А  Б  В  Г  Д  Е  Ж  З  И  Й  К  Л  М  Н  О  П  Р  С  Т  У  Ф  Х  Ц  Ч  Ш  Щ  Э  Ю  Я  AZ

 

Он чувствовал, как она несправедлива к нему, потому что в его отсутствие она всецело подпадала под влияние Тедди и его друзей и проникалась этой нелепой мыслью, будто раз начатая война может быть прекращена до окончательной победы или поражения.
Он начинал гневные письма и рвал их. Наконец он просто решил не касаться ее убеждений, а попытаться изобразить в своих письмах духовный облик честного, мужественного офицера, выполняющего порученное ему важное дело, которое только он один и может делать в Париже; он рвется к походной жизни и опасностям войны, он жаждет вернуться к своим боевым друзьям и с завистью следит за их подвигами на поле брани, но, верный своему долгу, он остается на своем менее славном, но не менее ответственном посту и делает свое дело, участвуя таким образом в героическом усилии, которое в конце концов приведет к победному завершению войны. Пусть его письмо своей благородной простотой покажет ей низкие антипатриотические происки ее сообщников. Он воздержится от прямых нападок.
Но даже и в таком стиле это было трудное сочинение. Не так-то просто было внести оттенок мрака и опасности в его описание Парижа.
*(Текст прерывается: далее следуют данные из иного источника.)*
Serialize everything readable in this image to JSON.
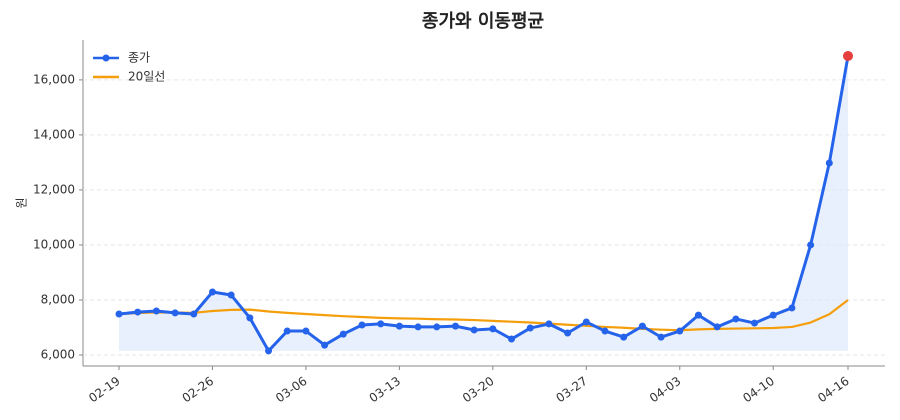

В действительности Париж был в это время гораздо более веселое и безопасное место, чем Лондон. Правда, он находился под обстрелом больших дальнобойных орудий, он страдал и от воздушных налетов, но эти налеты не носили характера упорной преднамеренности воздушных атак на Лондон. В ресторанах было больше еды, на ночных улицах больше оживления, и не чувствовалось того мучительного гнета предстоящей разлуки, который навис почти над каждой веселой парочкой в Лондоне. Повсюду толклись американцы. У них было много денег и весьма незамысловатые, откровенные, наивные аппетиты. Их решимость испить Париж до дна так же, как и выиграть войну, была очевидна и действовала ободряюще. Они платили дань благодарности Франции-освободительнице в каждом ресторане, в каждом борделе. Они изрыгали свое глубокое моральное негодование против Германии и пламенно стремились выразить его в кровопролитии, резне и разгроме. Их манера изъясняться проливала какой-то необычный, новый свет на войну и на то, в» каком духе следовало ее вести. Теодор, вспоминая их шумное оживление, томился от скуки по вечерам. Иногда он отправлялся вечером на бульвар, в мюзик-холл или в кино и на обратном пути наталкивался на группы ревностных искателей наслаждений. Женщины приставали к нему, упорно не желая принять за отказ его «нет».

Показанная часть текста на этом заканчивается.